De nombreux prix dans le monde entier

Elle a été distinguée par de nombreux prix : Prix Maurice Maeterlinck à Bruxelles, Prix Marguerite Yourcenar à Boston, Prix de la paix des libraires allemands à Francfort, Prix Grinzane Cavour à Turin… En tant que cinéaste, elle a réalisé deux films. La Nouba des femmes du Mont Chenoua (1978) qui fut primé au Festival de Venise et La Zerda ou les chants de l'oubli (1982) récompensé au Festival de Berlin. Sa plus prestigieuse récompense est sans doute le Grand prix de francophonie en 1999.
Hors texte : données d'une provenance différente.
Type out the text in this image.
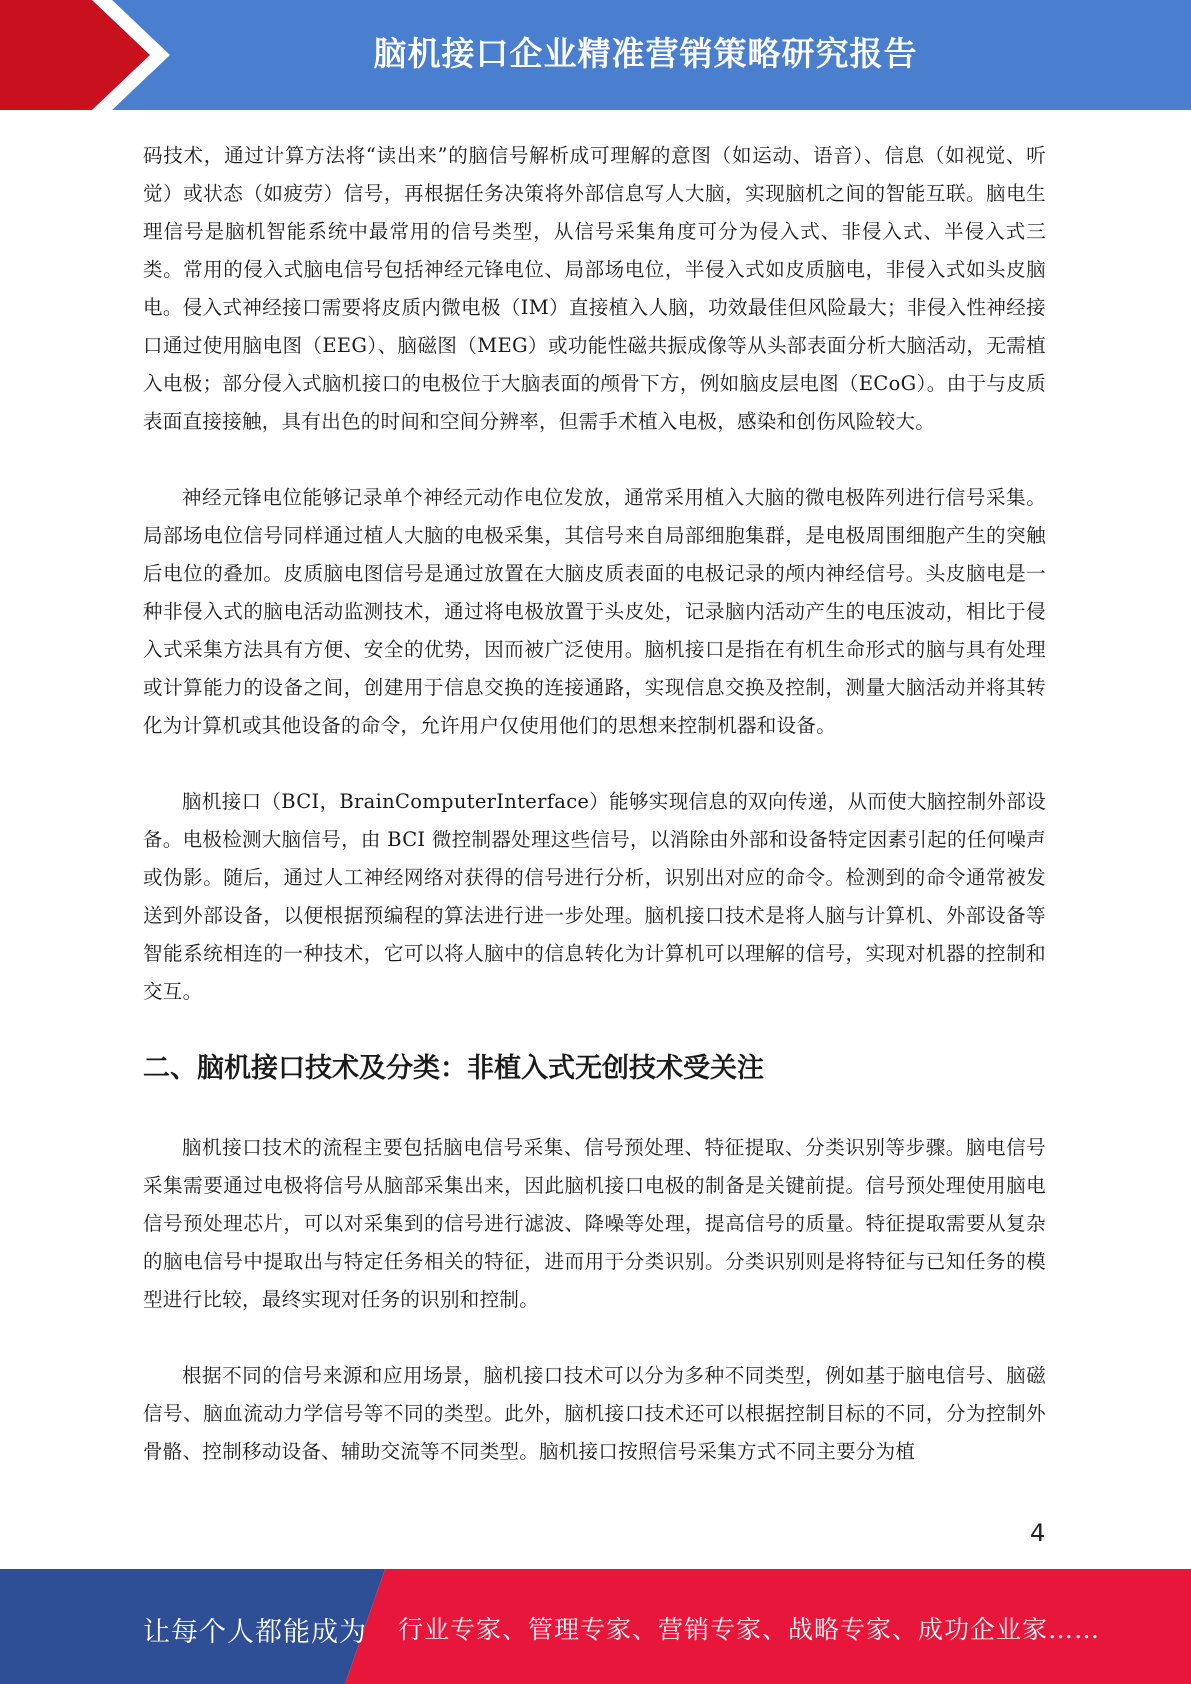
脑机接口企业精准营销策略研究报告

码技术，通过计算方法将“读出来”的脑信号解析成可理解的意图（如运动、语音）、信息（如视觉、听觉）或状态（如疲劳）信号，再根据任务决策将外部信息写人大脑，实现脑机之间的智能互联。脑电生理信号是脑机智能系统中最常用的信号类型，从信号采集角度可分为侵入式、非侵入式、半侵入式三类。常用的侵入式脑电信号包括神经元锋电位、局部场电位，半侵入式如皮质脑电，非侵入式如头皮脑电。侵入式神经接口需要将皮质内微电极（IM）直接植入人脑，功效最佳但风险最大；非侵入性神经接口通过使用脑电图（EEG）、脑磁图（MEG）或功能性磁共振成像等从头部表面分析大脑活动，无需植入电极；部分侵入式脑机接口的电极位于大脑表面的颅骨下方，例如脑皮层电图（ECoG）。由于与皮质表面直接接触，具有出色的时间和空间分辨率，但需手术植入电极，感染和创伤风险较大。

神经元锋电位能够记录单个神经元动作电位发放，通常采用植入大脑的微电极阵列进行信号采集。局部场电位信号同样通过植人大脑的电极采集，其信号来自局部细胞集群，是电极周围细胞产生的突触后电位的叠加。皮质脑电图信号是通过放置在大脑皮质表面的电极记录的颅内神经信号。头皮脑电是一种非侵入式的脑电活动监测技术，通过将电极放置于头皮处，记录脑内活动产生的电压波动，相比于侵入式采集方法具有方便、安全的优势，因而被广泛使用。脑机接口是指在有机生命形式的脑与具有处理或计算能力的设备之间，创建用于信息交换的连接通路，实现信息交换及控制，测量大脑活动并将其转化为计算机或其他设备的命令，允许用户仅使用他们的思想来控制机器和设备。

脑机接口（BCI，BrainComputerInterface）能够实现信息的双向传递，从而使大脑控制外部设备。电极检测大脑信号，由 BCI 微控制器处理这些信号，以消除由外部和设备特定因素引起的任何噪声或伪影。随后，通过人工神经网络对获得的信号进行分析，识别出对应的命令。检测到的命令通常被发送到外部设备，以便根据预编程的算法进行进一步处理。脑机接口技术是将人脑与计算机、外部设备等智能系统相连的一种技术，它可以将人脑中的信息转化为计算机可以理解的信号，实现对机器的控制和交互。

二、脑机接口技术及分类：非植入式无创技术受关注

脑机接口技术的流程主要包括脑电信号采集、信号预处理、特征提取、分类识别等步骤。脑电信号采集需要通过电极将信号从脑部采集出来，因此脑机接口电极的制备是关键前提。信号预处理使用脑电信号预处理芯片，可以对采集到的信号进行滤波、降噪等处理，提高信号的质量。特征提取需要从复杂的脑电信号中提取出与特定任务相关的特征，进而用于分类识别。分类识别则是将特征与已知任务的模型进行比较，最终实现对任务的识别和控制。

根据不同的信号来源和应用场景，脑机接口技术可以分为多种不同类型，例如基于脑电信号、脑磁信号、脑血流动力学信号等不同的类型。此外，脑机接口技术还可以根据控制目标的不同，分为控制外骨骼、控制移动设备、辅助交流等不同类型。脑机接口按照信号采集方式不同主要分为植

4
让每个人都能成为 行业专家、管理专家、营销专家、战略专家、成功企业家……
Refusant d’être un symbole, elle avait confié au Figaro : « Ma seule activité consiste à écrire. Chacun de mes livres est un pas vers la compréhension de l'identité maghrébine, et une tentative d'entrer dans la modernité. Comme tous les écrivains, j'utilise ma culture et je rassemble plusieurs imaginaires. »

Dans son hommage, le président de la République François Hollande rappelle que l’écrivaine était  « une femme de conviction, aux identités multiples et fertiles qui nourrissaient son œuvre, entre l'Algérie et la France, entre le berbère, l'arabe et le français. »

Assia Djebar vivait entre les Etats-Unis et la France. Universitaire, elle a enseigné l’histoire, la littérature, le cinéma. Mais c’est à Cherchell, son village de naissance, qu’elle sera enterrée.